Ease of Doing Investments by Investors- Facility of voluntary freezing/ blocking of Trading Accounts by Clients
Posted On - 20 February, 2024 • By - King Stubb & Kasiva
SEBI has mandated that the Brokers’ Industry Standards Forum (ISF) develop a framework by April 01, 2024, for Trading Members to offer voluntary freezing/blocking of online trading accounts in case of suspicious activities. This framework will include detailed policy guidelines, actions for Trading Members, and procedures for re-enabling accounts. Stock Exchanges must ensure that these guidelines are implemented by Trading Members starting from July 01, 2024. Some key points are as follows:
- Transition: Indian stock broking from call and trade to online mode.
- Lack of Blocking Facility: Majority of Trading Members lack facility for freezing/blocking accounts despite noticing suspicious activities.

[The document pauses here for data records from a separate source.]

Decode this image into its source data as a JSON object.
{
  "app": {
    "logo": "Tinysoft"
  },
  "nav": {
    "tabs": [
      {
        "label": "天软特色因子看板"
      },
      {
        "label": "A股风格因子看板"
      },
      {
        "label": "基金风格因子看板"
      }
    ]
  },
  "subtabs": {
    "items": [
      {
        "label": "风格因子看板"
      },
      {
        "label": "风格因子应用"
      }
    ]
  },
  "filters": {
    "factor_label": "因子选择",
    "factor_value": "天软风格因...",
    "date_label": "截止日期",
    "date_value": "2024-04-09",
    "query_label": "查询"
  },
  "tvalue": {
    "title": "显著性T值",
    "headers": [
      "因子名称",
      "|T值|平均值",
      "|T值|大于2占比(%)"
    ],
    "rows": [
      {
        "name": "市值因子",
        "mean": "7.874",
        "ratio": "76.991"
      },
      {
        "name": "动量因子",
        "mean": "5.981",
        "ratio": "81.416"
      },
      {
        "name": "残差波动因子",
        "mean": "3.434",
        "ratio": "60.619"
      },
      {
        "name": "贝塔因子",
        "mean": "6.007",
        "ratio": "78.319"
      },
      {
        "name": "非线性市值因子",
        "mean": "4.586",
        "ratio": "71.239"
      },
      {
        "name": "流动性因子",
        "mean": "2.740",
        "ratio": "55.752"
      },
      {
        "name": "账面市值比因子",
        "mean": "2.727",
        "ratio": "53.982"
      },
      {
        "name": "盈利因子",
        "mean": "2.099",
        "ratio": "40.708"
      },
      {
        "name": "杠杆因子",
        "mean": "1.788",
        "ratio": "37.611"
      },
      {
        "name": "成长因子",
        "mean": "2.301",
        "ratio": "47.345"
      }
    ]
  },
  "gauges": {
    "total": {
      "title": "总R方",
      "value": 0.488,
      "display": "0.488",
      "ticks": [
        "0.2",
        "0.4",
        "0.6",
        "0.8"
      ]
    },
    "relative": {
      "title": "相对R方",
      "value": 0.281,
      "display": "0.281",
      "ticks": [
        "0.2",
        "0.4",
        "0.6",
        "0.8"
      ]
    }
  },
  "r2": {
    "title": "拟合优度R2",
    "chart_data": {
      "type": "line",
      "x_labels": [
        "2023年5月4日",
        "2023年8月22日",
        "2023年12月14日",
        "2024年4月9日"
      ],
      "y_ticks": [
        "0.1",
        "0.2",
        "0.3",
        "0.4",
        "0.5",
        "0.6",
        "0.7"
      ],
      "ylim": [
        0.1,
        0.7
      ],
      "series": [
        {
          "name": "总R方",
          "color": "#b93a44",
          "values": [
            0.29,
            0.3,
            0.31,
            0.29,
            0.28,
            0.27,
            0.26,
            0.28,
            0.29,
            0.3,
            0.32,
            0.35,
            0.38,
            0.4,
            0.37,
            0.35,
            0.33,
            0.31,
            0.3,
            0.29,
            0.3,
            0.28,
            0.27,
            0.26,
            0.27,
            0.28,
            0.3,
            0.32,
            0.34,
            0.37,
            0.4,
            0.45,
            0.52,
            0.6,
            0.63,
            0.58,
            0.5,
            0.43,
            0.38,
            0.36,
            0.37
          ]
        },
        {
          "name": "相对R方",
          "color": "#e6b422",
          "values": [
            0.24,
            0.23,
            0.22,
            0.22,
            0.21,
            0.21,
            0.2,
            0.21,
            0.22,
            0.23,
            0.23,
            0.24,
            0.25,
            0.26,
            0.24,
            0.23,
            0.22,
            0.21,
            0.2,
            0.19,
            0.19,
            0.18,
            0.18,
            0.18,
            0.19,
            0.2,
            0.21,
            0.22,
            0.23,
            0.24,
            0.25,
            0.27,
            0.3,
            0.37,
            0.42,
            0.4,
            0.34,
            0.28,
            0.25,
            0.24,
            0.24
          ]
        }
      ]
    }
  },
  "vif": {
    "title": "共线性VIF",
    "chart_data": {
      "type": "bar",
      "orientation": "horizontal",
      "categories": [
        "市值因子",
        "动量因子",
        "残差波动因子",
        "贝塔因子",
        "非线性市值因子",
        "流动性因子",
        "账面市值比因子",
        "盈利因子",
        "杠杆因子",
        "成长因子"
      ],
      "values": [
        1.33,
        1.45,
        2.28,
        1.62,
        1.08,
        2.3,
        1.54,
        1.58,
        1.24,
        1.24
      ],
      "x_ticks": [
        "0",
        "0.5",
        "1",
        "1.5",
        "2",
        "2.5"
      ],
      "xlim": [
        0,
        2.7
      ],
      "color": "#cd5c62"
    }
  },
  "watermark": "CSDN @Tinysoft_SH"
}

- Proposal: Provide facility for voluntary blocking/freezing of trading accounts, similar to ATM and credit card blocking.
- Framework Development: Brokers’ Industry Standards Forum (ISF) to develop framework for Trading Members by April 1, 2024, in consultation with stock exchanges and SEBI.
- Detailed policy to include client request modes, acknowledgment issuance, processing time, action steps, re-enabling process, and client intimation.
- Implementation: Stock Exchanges to ensure guidelines implementation by Trading Members from July 1, 2024, with compliance report submission to SEBI by August 31, 2024.
- Stock Exchanges’ Responsibilities:
- Take necessary steps and implement systems.
- Amend relevant bye-laws, rules, and regulations.
- Inform Trading Members and disseminate circular on their websites.
- Issuance: Circular issued under Section 11(1) SEBI’s authority to protect investor interests and regulate securities markets.